The SQL workload during data propagation into InfoCubes consists of the following operations:
- SELECT of the source data from PSA tables or from other BW InfoProviders
- SELECT of the master data in the source data to check whether the master data already exists
- INSERT of the source data into the InfoCube tables
Performance of INSERT operations was greatly improved with the introduction of parallel INSERT into column-organized tables with Db2 11.1 and vectorized INSERT with Db2 11.5. With INSERT optimization available, master data lookup using SELECT statements is now the most time-consuming part of data propagation into flat InfoCubes and covers 41% of the SQL workload.

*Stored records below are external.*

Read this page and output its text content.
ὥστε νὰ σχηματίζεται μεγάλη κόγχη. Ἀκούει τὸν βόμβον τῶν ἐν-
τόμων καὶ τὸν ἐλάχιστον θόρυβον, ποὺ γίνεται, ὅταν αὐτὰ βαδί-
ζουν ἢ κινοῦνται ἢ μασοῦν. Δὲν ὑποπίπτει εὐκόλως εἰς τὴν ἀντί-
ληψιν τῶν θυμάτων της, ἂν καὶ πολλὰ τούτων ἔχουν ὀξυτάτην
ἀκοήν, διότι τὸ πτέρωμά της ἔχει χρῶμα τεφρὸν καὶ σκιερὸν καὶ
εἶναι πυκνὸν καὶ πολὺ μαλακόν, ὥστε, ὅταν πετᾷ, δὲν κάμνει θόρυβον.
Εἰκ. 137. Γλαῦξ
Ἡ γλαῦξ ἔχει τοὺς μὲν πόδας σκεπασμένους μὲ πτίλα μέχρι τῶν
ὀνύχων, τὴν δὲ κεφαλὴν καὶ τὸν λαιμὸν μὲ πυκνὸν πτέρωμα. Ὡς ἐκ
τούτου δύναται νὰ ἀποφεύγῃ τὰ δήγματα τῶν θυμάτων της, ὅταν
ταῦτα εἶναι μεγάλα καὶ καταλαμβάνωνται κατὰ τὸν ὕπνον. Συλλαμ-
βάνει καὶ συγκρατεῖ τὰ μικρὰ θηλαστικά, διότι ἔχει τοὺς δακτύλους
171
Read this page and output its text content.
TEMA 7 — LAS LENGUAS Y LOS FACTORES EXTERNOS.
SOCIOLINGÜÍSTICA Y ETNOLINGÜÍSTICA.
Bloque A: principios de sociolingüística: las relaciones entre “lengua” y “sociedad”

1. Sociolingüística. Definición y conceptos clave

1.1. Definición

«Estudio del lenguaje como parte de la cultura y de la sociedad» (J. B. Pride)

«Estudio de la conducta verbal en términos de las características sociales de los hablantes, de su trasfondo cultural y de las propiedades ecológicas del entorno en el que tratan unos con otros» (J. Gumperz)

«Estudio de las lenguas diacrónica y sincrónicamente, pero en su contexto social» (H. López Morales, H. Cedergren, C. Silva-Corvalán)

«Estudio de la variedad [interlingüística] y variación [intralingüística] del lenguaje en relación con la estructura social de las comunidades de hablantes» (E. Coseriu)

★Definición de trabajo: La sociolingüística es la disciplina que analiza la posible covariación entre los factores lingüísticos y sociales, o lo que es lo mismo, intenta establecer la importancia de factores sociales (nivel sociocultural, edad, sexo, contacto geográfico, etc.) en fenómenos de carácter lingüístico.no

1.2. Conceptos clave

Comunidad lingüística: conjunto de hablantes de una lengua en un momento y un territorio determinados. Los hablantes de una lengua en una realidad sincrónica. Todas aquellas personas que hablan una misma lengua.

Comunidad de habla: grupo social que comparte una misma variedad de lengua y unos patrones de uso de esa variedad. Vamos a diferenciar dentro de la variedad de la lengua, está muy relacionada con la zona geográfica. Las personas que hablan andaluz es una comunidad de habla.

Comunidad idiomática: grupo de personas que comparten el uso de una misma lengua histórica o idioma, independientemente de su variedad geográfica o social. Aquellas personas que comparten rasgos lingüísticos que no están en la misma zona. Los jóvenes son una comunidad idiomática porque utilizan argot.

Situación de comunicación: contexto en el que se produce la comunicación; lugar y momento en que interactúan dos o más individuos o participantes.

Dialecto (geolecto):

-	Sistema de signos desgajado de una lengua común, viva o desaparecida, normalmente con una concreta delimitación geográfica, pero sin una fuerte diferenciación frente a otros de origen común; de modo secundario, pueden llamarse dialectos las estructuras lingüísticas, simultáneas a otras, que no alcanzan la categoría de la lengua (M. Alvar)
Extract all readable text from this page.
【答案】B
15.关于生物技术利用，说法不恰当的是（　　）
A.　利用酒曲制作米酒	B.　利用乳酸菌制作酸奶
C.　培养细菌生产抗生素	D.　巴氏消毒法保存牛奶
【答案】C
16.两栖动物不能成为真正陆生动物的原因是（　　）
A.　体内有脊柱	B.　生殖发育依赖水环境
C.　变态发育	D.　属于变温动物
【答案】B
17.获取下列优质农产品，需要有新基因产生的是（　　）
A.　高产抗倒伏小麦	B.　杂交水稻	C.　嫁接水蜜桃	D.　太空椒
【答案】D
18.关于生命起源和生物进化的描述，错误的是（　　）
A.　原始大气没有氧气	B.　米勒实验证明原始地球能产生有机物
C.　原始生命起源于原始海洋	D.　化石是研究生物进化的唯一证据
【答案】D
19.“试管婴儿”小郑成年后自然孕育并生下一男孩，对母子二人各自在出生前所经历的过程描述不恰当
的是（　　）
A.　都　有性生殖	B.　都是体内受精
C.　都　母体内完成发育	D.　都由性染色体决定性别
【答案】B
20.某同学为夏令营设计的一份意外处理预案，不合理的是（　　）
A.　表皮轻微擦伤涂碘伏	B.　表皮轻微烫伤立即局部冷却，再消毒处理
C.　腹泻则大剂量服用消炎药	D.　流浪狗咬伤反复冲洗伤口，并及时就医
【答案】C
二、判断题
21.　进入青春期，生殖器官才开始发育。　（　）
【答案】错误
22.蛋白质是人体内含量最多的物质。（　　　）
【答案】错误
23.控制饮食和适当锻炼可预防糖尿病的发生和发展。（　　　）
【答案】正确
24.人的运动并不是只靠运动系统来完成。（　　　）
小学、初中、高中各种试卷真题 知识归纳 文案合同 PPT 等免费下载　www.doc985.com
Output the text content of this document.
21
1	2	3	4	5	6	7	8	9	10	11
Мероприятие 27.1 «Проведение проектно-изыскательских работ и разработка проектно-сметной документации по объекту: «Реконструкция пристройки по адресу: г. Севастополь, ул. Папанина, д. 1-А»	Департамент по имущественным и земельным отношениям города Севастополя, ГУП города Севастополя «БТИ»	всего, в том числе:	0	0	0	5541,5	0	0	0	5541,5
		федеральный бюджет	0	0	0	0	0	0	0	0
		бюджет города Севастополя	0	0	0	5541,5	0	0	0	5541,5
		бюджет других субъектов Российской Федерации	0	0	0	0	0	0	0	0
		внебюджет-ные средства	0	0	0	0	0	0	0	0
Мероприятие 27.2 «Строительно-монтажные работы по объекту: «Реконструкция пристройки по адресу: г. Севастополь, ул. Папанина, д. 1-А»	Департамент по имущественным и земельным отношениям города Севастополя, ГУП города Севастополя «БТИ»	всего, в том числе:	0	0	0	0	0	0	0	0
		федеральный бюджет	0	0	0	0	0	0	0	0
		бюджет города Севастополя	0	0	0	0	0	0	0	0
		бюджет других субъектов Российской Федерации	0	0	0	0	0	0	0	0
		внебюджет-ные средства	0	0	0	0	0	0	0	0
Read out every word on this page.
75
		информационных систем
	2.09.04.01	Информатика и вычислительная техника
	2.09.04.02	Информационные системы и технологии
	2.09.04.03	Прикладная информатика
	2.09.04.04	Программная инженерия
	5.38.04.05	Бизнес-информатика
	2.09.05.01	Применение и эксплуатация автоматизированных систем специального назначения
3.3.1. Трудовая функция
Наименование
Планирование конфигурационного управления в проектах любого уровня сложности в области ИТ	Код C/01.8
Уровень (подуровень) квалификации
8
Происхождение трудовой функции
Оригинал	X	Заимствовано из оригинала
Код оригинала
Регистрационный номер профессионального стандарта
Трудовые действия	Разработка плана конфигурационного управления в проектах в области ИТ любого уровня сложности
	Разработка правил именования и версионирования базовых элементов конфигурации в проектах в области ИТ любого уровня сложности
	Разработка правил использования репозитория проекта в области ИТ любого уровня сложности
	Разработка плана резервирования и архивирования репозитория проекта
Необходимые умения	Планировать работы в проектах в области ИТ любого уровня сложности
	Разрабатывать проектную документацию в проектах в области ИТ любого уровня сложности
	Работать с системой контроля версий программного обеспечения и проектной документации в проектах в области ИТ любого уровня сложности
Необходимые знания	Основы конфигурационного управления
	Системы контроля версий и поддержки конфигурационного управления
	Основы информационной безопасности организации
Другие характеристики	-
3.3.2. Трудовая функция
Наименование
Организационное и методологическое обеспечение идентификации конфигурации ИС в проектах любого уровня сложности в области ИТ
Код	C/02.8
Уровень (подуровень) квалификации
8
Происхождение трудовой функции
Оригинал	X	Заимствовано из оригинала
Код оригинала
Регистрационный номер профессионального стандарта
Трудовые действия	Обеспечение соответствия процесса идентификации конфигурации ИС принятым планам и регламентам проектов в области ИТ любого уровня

So, what can be done about the performance of SELECT statements?
ABAP SELECT Statements for Master Data
During data propagation into InfoCubes, ABAP for-all-entries statements are used to look up master data in SID tables:
select * from /BIC/SPROD_HIE into table l_th_sid_out BYPASSING BUFFER FOR ALL ENTRIES IN l_t_sid_in where /BIC/PROD_HIE = l_t_sid_in-/BIC/PROD_HIE.
These statements are translated into SQL SELECT statements with VALUES clause:
SELECT * FROM "/BIC/SPROD_HIE", ( SELECT * FROM ( VALUES CAST ( ? AS VARCHAR(54) ), ?, ?, ?, ?, ?, ?, ?, ?, ?, ?, ?, ?, ?, ?, ?, ?, ?, ?, ?, ?, ?, ?, ?, ?, ?, ?, ?, ?, ?, ?, ?, ?, ?, ?, ?, ?, ?, ?, ?, ?, ?, ?, ?, …, ? ) AS FAE_TMP ( "C_0" ) GROUP BY "C_0" ) AS "t_00" WHERE "/BIC/SPROD_HIE"."/BIC/PROD_HIE" = "t_00"."C_0" WITH CS
Performance of these lookup statements could be greatly improved with an additional index on the master data SID tables. This index allows an index-only access to retrieve the data that is selected. This additional index is what is now available with SAP Note 2836763.
Sounds good? Then let me tell you about the performance benefit and how you get additional indexes on SID tables.
What’s the Performance Benefit?
The following chart shows the performance impact of the additional index on SID tables that we measured in an SAP-internal test on an SAP BW 7.50 system. The master data lookup time could be reduced by factor 3.3. Together with the optimization of the INSERT time, the overall time spent on SQL processing was reduced by factor 2.6. The overall job runtime was reduced by about 40%. The figures in your customer system might vary depending on your workload.
Note that the additional index is most beneficial for BW systems as of SAP BW 7.30 and higher. In these releases, master data lookup uses ABAP For-All-Entries statements to lookup multiple master data items with one SELECT statement. Older SAP BW releases use single-record SELECT statements for master data lookup. For these, the performance benefit is less considerable (SQL time improvement 21%, job runtime improvement 15% in SAP-internal tests).
How To Add Indexes on SID Tables
With SAP Note 2836763, you can use a new program SAP_RSDB6_SIDTAB_ADD_INDEX to create additional indexes or to drop them again (if not needed). When you run this program in the ABAP editor (transaction SE38), the following screen is shown:
Here you can see the following information:
- The last refresh data and time of the information displayed
- Whether additional indexes are enabled in the BW systems
- How many SID tables with and without correct additional index exist in the BW system
You can schedule batch jobs to create additional indexes on all SID tables if they do not exist yet. You can also drop existing additional indexes if it turns out that you do not need them. After the job to create the additional indexes has run, details about the indexes are shown on the screen (InfoObject, InfoObject Type, Table name, Table organization (row- or column-organized), and database index name).
You can use the program after you have installed the Support Packages mentioned in SAP Note 2836763 or after you have installed the correction instructions. After you have created the indexes, they will be automatically used in the next master data lookup operations. This is ensured with a hint that is added to the SELECT with VALUES SQL statements.
With this blog post I have hopefully shown you that it’s worth getting the latest correction instructions or Support Packages so that you can use additional indexes on SID tables. The indexes accelerate data load in SAP BW ETL processing. If you have any feedback don’t hesitate to leave your comments here.